14.01.2024 | Historisches Erbe und Kunst/Kultur

Internationale Elbefahrt
Natur, Historie und Kultur in faszinierender Kombination

In diesem Jahr sollte vom 28.6. bis 21.7. eigentlich die 27. Auflage der beliebten Gepäckfahrt stattfinden. Nach Mitteilung der Organisatoren musste die Fahrt jedoch aus verschiedenen Gründen wie u. a. einer für den Tourverlauf nicht ausreichenden Anzahl von Etappenstationen per Anfang Januar für dieses Jahr leider abgesagt werden.
Die Elbepaddler vor der faszinierenden Felskulisse in Rathen

Wie kaum eine zweite Mehretappen-Paddeltour in Deutschland kombiniert die alle zwei Jahre stattfindende Internationale Elbefahrt Geschichte, kulturelles Erbe sowie vielfältige Landschaft und Natur von insgesamt sechs Bundesländern miteinander. Mit etwa 600 Kilometern ist die Tour von Schmilka bis in die Freie und Hansestadt Hamburg die längste Wanderfahrt in Deutschland.
In punkto Erlebnispotenzial lässt die Elbefahrt wahrlich kaum Wünsche offen.
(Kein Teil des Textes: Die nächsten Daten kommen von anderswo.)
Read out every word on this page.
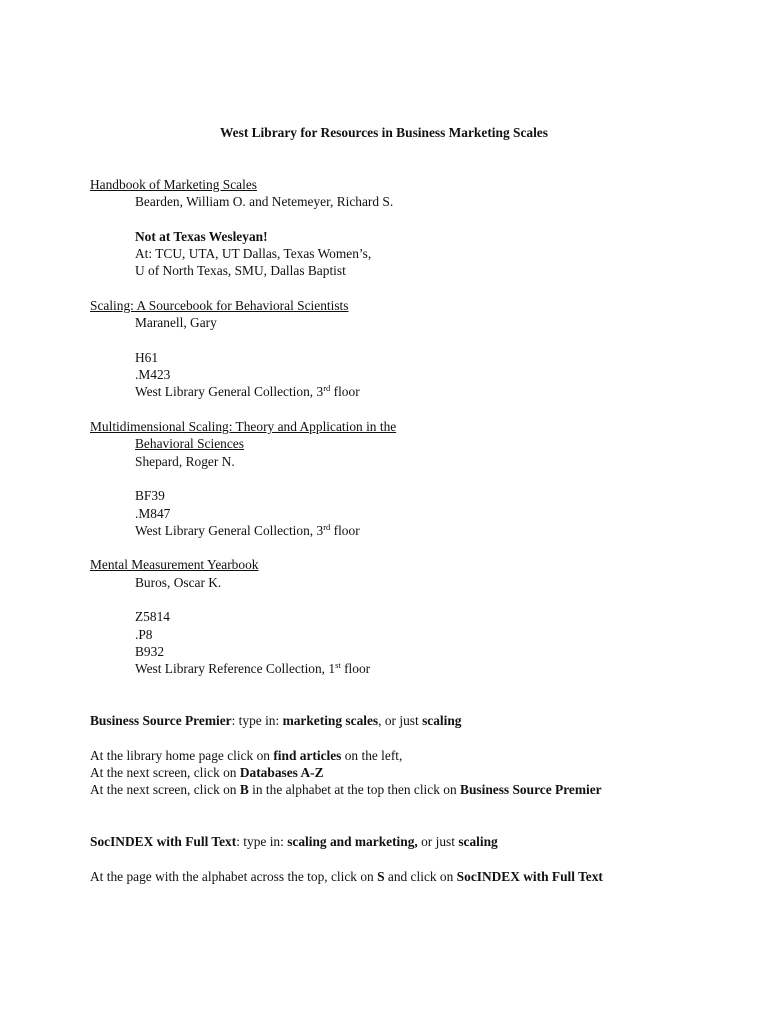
West Library for Resources in Business Marketing Scales

Handbook of Marketing Scales

Bearden, William O. and Netemeyer, Richard S.

Not at Texas Wesleyan!

At: TCU, UTA, UT Dallas, Texas Women’s,

U of North Texas, SMU, Dallas Baptist

Scaling: A Sourcebook for Behavioral Scientists

Maranell, Gary

H61

.M423

West Library General Collection, 3rd floor

Multidimensional Scaling: Theory and Application in the

Behavioral Sciences

Shepard, Roger N.

BF39

.M847

West Library General Collection, 3rd floor

Mental Measurement Yearbook

Buros, Oscar K.

Z5814

.P8

B932

West Library Reference Collection, 1st floor

Business Source Premier: type in: marketing scales, or just scaling

At the library home page click on find articles on the left,

At the next screen, click on Databases A-Z

At the next screen, click on B in the alphabet at the top then click on Business Source Premier

SocINDEX with Full Text: type in: scaling and marketing, or just scaling

At the page with the alphabet across the top, click on S and click on SocINDEX with Full Text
Landschaftlich fasziniert die Tour, die auch in einzelnen Etappen gepaddelt werden kann, gleich zu Beginn mit der spektakulären Felsenwelt der Sächsischen Schweiz und danach mit den terrassenförmigen Weinbergen an den Elbhängen um Dresden und Meißen.
Weiter streift sie das zum UNESCO-Welterbe zählende Gartenreich von Dessau-Wörlitz und führt schließlich hinter Wittenberge durch das Biosphärenreservat „Niedersächsische Elbtalaue“. Sie macht Station in attraktiven Städten wie dem sächsischen „Elbflorenz“ Dresden, passiert die Porzellanstadt Meißen, das geschichtsträchtige Torgau, die Lutherstadt Wittenberg und die sachsen-anhaltinische Landeshauptstadt Magdeburg, deren imposanter Dom wie auch der im Etappenort Havelberg von der Zeit König Otto I. kündet.
Weiterhin führt die Tour vorbei an der alten Festungsstadt Dömitz sowie den beschaulichen Schifferstädtchen Hitzacker, Boitzenburg und Lauenburg – ein einzigartiges lebendiges Geschichtsbuch.
Neben dem rein kanutouristischen Teil wird es - organisiert durch die gastgebenden Vereine in den Etappenorten - ein vielfältiges kulturelles Rahmenprogramm geben. Die Teilnahme an der Internationalen Elbefahrt steht allen Mitgliedern des DKV sowie ausländischer Vereine, die zur ICF bzw. ECA gehören, offen.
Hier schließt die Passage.